Page 1 of 1

6rd mtu issue

Posted: Thu Apr 08, 2021 3:43 pm
by dosilicon
I'm trying to diagnose exactly what's wrong with the 6rd tunnel and connecting via IPv6 to certain sites. This is on Fusion x2 service.

Issue: browsing with Firefox to youtube.com or netflix.com is very slow or times out due to what appears to be dropped frames when they exceed the 6rd tunnel's MTU.

The issue exists with Chrome as well however Firefox seems to use "stickier" connections whereas Chrome will abandon slow IPv6 connections much faster. This causes the page to load but covers the issue up.

I think my router is properly configured. wan_stf has an MTU of 1480, igb0(WAN) has an MTU of 1500, the IPv6 default route has an MTU of 1480, and RADVD advertises a route with MTU of 1500 for the LAN. All of this seems correct. All ICMP is allowed to the router and systems on LAN net (IPv6).
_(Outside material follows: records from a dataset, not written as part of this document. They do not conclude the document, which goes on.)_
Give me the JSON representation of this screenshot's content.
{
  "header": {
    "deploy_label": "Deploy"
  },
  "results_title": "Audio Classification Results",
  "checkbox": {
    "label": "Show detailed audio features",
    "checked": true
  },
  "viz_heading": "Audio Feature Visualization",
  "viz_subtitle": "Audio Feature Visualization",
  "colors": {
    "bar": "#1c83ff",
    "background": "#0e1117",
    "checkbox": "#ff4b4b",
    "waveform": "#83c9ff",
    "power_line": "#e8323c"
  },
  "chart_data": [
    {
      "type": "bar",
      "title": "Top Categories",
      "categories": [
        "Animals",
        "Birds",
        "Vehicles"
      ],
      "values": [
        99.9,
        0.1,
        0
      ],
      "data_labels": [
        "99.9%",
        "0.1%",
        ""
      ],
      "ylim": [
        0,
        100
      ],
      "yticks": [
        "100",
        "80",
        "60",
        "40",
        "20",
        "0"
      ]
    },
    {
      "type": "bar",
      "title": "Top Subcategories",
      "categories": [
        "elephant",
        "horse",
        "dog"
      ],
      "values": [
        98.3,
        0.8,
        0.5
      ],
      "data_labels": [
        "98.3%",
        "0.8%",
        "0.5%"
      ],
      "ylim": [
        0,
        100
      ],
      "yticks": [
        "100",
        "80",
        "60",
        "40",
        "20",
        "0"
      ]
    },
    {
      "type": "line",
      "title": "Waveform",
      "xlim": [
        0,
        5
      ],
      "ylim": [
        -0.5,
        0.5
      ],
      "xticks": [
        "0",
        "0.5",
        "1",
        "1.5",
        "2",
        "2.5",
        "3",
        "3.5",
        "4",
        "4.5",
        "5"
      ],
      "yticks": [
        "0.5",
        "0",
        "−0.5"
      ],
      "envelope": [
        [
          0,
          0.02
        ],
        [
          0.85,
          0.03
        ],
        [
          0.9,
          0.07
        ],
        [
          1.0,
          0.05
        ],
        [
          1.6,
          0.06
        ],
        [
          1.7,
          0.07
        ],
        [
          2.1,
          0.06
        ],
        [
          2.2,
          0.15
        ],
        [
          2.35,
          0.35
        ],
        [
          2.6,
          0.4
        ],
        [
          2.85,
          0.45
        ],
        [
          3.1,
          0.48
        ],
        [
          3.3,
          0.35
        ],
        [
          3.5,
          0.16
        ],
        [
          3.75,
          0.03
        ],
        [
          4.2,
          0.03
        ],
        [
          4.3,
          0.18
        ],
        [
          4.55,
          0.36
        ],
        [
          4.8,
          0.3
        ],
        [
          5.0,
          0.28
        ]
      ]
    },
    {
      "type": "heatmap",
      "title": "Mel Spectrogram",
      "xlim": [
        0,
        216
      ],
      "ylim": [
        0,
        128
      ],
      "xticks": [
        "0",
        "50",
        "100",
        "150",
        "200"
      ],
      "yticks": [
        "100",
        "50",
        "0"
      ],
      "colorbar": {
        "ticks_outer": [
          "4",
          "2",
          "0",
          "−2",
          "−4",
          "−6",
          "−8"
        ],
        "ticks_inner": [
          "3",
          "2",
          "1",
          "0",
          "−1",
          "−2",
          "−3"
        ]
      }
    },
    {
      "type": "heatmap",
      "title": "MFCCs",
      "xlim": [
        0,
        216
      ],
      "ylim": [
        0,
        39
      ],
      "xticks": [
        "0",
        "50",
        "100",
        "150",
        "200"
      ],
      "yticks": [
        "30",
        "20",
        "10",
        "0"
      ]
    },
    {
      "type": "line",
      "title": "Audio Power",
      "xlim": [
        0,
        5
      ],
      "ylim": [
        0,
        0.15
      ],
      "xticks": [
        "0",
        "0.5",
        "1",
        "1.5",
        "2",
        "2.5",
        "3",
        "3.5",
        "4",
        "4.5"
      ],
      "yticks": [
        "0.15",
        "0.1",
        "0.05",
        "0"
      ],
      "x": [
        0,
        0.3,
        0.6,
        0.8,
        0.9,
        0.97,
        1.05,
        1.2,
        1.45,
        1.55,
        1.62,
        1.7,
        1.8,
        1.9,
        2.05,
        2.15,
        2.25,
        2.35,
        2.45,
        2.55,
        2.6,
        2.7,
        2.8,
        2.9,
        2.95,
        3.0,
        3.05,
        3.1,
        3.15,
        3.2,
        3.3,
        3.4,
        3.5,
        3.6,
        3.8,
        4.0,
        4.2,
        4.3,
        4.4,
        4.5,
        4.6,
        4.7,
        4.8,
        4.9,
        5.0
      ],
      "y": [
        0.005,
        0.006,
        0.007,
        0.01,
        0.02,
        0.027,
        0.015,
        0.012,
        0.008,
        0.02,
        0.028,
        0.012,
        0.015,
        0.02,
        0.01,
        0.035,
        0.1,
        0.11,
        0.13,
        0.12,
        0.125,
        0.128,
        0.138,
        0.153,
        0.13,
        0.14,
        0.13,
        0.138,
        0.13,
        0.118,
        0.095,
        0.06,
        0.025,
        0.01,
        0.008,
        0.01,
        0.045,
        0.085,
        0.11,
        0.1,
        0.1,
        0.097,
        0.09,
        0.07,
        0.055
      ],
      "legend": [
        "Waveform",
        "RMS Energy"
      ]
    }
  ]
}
I observe IPv6 TCP connections to netflix using an MSS of 1440 in both directions. Then some request is made on the client side and presumably the server responds with a full sized packet which never arrives. I would expect a router along the way to send an ICMPv6 packet too big message back to netflix but I can only assume this isn't happening. The connection stalls and after a long time RSTs.

With that observation, is Sonic blocking icmpv6 at some point in the network? Is path MTU discovery working as it should?

If I clamp MSS down to 1420 then everything works great with IPv6. Unfortunately I'm not sure how to permanently do that on my router without also clamping IPv4.

Re: 6rd mtu issue

Posted: Mon Apr 12, 2021 10:54 pm
by dosilicon
Can someone from support take a look at this?
I am not longer able to load netflix over IPv6 at all even with MSS clamping. Youtube works now for whatever reason.

What I observe now is that when connecting to netflix (2600:1f14:62a:de85:d7:e7a1:8f7d:f6f5) my browser sends the TLS Client Hello, and the server responds with the third segment of the Server Hello. Wireshark complains about the missing previous segments. If I connect via IPv4, There are 3 segments of the Server Hello where the first two are fully loaded packets (1514 bytes). In IPv6, I never receive the two missing segments of the Server Hello and eventually the connections dies.

I would expect a Sonic gateway to send a Packet Too Big message to Netflix about these oversized packets. Either the Packet too big message is getting dropped by Netflix or is not being sent. I did an experiment where I connected to a host with native IPv6 and got it to send data that would be oversized on my side due to 6rd. The packet too big messages were received from 2001:5a8:601:2:157:131:0:45. So Sonic is handling such situations correctly in some cases. Can someone check if the Sonic to Netflix link is handling PMTUD correctly?

Re: 6rd mtu issue

Posted: Wed Apr 14, 2021 6:22 pm
by julianoster
It's the weirdest thing, but since the beginning I had to set an MTU of 1472 on my tunnel interface, with my WAN interface being ab 1500.

That's 8 bytes less than 1480, and therefore 8 bytes that are unaccounted for, including all the headers on the path from me to the tunnel server. I wonder whether that's a misconfiguration at Sonic somewhere (because 8 bytes also happens to be the size of the tunnel header, and maybe a filter or something somewhere on the path was set incorrectly with that in mind), or whether there's some other internal tunneling layer that's transparent to us.

Re: 6rd mtu issue

Posted: Fri Apr 16, 2021 7:39 pm
by uzlonewolf
I haven't tried with Sonic's 6rd because tunneling is ugh gross, but back when I did this with at&t the only reliable way I could get LAN clients to use the correct MTU was to turn it down in radvd's RAs. Having the router adjust the MSS just didn't work for me. Once I set radvd to advertise the smaller MTU everything just worked. Well, as well as 6rd works anyway :? I'm currently switching to Sonic from cable and it hurts losing real IPv6.